National Cancer Institute
Cancer Screening Behavior in Korean-American Women
The primary objective of the study is to explore and describe the nature of cancer screening behaviors and to identify perceived barriers and health care resources among Korean American women.
Maryland Cigarette Restitution Fund
Cancer Educational Program for Korean American Women: Pilot Study
This study is designed to develop and test culturally sensitive educational programs in a pilot setting and to lay the groundwork for community-based intervention for successful promotion of cancer prevention and screening activities among Korean American women. A culturally relevant intervention protocol will be developed to reflect a unique understanding of the Korean community and will include creative responses to their needs. This proposal also responds to state recommendations to reduce morbidity and mortality among minority populations. This community-based intervention offers a more culturally integrated approach to closing the health disparities among Korean Americans.
The Susan G. Komen Breast Cancer Foundation
Korean American Breast Health Project in Maryland
The primary goal of this study is to develop and test a culturally integrated cancer educational program for KAW to improve breast cancer screening through increased knowledge of screening activities, outreach, and accessibility to screening. We will utilize state-of-the-art health educational strategies to increase the acceptability of the educational messages in our target population. We will develop a health promotional brochure, a “photonovella,” which is culturally sensitive and actively involves Korean women in the development of the materials. This approach has been successfully implemented for various health promotion programs targeted to traditionally hard-to-reach groups such as urban African-Americans and Hispanics. A total of 200 KAW 40 years of age and older from two Korean churches and a Korean Community Center will be recruited.
Korean Americans in Maryland
Korean Americans are the fourth largest Asian subpopulation in the United States. Korean Americans first migrated to the United States in response to unstable conditions such as drought, famine, and epidemics in their homeland in the late 1800s and early 1900s primarily as contract laborers. Others have migrated as a result of United States-Korean interaction during the Korean War (e.g., wives of serviceman, orphans adopted by Americans). Post-1965 Korean immigrants tend to come to the United States as families, and most tend to be well educated. The Korean population of the United States more than doubled between 1980 and 1990, with most of the growth due to immigration; in 1990, more than 80 percent of all Korean Americans were foreign born (Office of Research on Women's Health, 1998). Korean Americans are one of the most homogeneous Asian populations in terms of language, ethnicity, and culture. The 2000 United States census showed that there were 39,000 documented Koreans living in Maryland, representing about one-third (17%) of the total 210,000 Asians in Maryland. Korean Americans are the largest group of Asian Americans in this area.

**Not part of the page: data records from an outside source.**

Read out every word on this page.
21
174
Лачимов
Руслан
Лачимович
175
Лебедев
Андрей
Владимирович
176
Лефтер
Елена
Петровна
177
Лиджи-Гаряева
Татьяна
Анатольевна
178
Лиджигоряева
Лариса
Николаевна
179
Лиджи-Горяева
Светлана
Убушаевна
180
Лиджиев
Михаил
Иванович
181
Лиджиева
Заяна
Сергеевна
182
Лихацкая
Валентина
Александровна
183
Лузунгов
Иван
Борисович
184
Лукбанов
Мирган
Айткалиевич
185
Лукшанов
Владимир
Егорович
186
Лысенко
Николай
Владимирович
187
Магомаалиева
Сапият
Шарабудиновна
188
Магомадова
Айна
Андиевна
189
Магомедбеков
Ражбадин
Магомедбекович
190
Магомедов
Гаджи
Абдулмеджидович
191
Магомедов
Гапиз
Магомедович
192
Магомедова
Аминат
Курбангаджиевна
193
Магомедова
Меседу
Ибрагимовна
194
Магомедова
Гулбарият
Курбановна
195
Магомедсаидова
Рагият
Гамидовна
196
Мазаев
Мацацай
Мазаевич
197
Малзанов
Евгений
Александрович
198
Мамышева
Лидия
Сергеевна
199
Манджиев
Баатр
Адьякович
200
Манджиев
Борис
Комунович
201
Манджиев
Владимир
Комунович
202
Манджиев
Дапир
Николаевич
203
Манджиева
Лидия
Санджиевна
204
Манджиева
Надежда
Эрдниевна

It is clearly documented that screening methods and programs are critical strategies for the early detection and timely treatment of breast and cervical cancer. However, for a variety of reasons (e.g., financial, cultural, informational, and access-related), sizable portions of the sub-populations of minority women report that they do not avail themselves of preventive health tests such as Pap smears and mammography on a regular basis (Chen et al. 1993). A growing number of researchers and healthcare professional are concerned about the use of breast and cervical cancer screening among Korean American women. These studies also identified several significant barriers to cancer screening tests. These barriers included low educational attainment, marital status, no regular medical check-up, lower level of acculturation (i.e., proportion of life spent in the United States, spoken English proficiency), lack of knowledge about cancer screening, no insurance, no family history and lack of physician's recommendation.